Compare that approach to having a locum tenens physician work as a nocturnist because you are desperate, Dr. McCoy says. “When you make your least experienced people work nights, where you have to make clinical calls in isolation, you will irritate the hell out of your subspecialists.” They will be woken up, she points out, with questions that could and should have been handled if only the hospitalist had been capable and confident.
Speak clearly
Hospitalists can avoid being perceived as a bother by the way they word consult requests. Explains Dr. Mallin in Phoenix, “We try to get a lot of anticipatory questions answered during important conversations we have during the day so consultants don’t perceive us as bugging them all the time.”
Physician-to-physician conversation might sound like this, she says: ” ‘I think we should hold off on another CT until these criteria are met. What would be your threshold for ordering another CT scan?’ ” Open-ended questions, she points out, both facilitate the sharing of information and communicate the sense of teamwork.
“It’s not just me asking you for help,” she says. “It’s creating a plan together. That way, they don’t just hang up the phone thinking that hospitalists aren’t capable of making a decision.”
Dr.
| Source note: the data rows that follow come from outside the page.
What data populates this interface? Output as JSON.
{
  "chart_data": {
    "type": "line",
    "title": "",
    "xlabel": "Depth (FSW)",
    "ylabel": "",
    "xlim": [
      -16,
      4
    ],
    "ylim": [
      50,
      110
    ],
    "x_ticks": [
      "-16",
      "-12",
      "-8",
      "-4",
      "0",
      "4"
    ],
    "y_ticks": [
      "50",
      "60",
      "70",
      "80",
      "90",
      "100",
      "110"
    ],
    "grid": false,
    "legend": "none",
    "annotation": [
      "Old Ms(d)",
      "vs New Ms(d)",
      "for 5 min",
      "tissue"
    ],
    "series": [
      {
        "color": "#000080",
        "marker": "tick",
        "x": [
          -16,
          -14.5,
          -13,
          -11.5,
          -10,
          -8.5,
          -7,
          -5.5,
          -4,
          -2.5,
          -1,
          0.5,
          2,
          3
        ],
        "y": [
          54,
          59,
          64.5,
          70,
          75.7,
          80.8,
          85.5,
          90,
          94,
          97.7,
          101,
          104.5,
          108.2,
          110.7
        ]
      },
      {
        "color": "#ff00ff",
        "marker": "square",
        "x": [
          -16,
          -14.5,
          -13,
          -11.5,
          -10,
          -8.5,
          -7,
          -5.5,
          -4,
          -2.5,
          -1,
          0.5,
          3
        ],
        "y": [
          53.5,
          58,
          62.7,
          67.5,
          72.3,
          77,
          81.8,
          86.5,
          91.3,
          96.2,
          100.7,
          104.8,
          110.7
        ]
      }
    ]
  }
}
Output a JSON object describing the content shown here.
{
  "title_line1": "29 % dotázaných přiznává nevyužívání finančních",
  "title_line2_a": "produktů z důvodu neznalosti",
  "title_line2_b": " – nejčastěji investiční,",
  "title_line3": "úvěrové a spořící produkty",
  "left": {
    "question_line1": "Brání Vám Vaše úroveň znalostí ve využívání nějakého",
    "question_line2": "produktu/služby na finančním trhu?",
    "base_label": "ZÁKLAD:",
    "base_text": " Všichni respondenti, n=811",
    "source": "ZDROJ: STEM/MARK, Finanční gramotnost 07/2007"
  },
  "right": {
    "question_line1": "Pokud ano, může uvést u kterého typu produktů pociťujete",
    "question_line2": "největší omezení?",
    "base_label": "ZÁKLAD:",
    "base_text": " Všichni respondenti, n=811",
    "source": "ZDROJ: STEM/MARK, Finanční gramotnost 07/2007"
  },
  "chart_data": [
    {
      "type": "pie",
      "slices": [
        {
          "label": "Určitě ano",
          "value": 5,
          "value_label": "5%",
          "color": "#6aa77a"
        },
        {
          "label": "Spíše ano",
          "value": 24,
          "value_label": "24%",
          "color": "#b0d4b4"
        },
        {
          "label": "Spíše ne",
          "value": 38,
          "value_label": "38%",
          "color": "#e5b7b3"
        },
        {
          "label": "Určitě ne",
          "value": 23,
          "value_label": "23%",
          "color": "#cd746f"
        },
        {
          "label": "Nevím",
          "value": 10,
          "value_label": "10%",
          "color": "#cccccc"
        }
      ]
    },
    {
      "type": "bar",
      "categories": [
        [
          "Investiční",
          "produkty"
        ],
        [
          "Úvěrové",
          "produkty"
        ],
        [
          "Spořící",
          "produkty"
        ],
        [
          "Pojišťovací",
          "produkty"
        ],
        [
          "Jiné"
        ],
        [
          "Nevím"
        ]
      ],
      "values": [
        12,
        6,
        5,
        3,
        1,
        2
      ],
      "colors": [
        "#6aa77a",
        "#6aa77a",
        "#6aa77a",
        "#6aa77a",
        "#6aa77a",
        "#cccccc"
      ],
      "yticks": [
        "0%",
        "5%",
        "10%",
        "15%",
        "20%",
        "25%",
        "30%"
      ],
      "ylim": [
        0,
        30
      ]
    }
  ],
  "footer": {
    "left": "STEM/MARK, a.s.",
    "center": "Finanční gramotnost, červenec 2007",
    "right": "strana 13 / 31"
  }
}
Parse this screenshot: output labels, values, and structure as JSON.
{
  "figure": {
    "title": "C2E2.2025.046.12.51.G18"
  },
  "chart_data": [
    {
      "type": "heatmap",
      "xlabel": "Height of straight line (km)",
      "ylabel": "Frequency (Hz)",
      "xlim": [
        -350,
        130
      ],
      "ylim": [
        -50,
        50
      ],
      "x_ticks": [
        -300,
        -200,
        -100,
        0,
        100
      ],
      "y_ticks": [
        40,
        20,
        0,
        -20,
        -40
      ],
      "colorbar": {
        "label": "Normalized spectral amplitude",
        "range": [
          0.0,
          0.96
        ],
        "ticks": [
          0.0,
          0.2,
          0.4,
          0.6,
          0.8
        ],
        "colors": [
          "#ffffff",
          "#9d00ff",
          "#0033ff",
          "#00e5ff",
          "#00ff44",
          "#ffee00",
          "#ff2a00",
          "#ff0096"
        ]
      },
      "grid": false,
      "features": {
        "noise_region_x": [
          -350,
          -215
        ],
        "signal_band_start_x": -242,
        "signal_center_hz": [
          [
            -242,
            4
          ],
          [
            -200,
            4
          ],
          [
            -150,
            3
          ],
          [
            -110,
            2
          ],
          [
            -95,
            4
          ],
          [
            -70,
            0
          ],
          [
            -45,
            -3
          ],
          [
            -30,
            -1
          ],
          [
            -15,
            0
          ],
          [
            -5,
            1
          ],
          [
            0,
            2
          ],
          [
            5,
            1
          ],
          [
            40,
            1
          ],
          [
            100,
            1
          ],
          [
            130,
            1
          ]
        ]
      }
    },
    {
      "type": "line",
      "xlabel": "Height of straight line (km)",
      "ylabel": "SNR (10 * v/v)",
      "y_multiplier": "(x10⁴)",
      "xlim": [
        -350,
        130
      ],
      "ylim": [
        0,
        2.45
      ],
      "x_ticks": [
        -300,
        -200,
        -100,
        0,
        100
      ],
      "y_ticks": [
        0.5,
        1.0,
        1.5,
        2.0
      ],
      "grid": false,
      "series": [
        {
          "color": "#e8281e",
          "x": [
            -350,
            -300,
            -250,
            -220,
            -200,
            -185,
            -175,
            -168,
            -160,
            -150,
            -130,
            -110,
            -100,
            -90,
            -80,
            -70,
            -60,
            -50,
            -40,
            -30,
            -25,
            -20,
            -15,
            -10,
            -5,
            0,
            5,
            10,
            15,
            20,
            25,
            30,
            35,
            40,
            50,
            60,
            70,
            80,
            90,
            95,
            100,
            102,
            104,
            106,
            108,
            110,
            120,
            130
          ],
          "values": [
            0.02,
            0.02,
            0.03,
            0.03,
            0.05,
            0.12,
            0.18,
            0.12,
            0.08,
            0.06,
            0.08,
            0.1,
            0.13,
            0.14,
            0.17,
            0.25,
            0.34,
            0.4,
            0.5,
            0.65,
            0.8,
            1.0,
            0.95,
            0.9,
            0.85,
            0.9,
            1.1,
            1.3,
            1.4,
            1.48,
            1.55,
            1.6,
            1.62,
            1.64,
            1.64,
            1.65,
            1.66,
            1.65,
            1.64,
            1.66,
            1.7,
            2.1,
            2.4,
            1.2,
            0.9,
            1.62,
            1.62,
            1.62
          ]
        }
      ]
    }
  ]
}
McCoy points out that many hospitalists overconsult in the first place because they are managing too many patients at one time. Inadequate staffing means hospitalists don’t have time to think, research or even pose proper questions. In the long run, that’s going to hurt the hospitalist-specialist relationship.
If hospitalists are perceived as crying wolf every time they call a consult, Dr. McCoy says, “consultants are not going to rush in the next time because they won’t think anything is wrong.”
Deborah Gesensway is a freelance writer who covers U.S. health care from Toronto.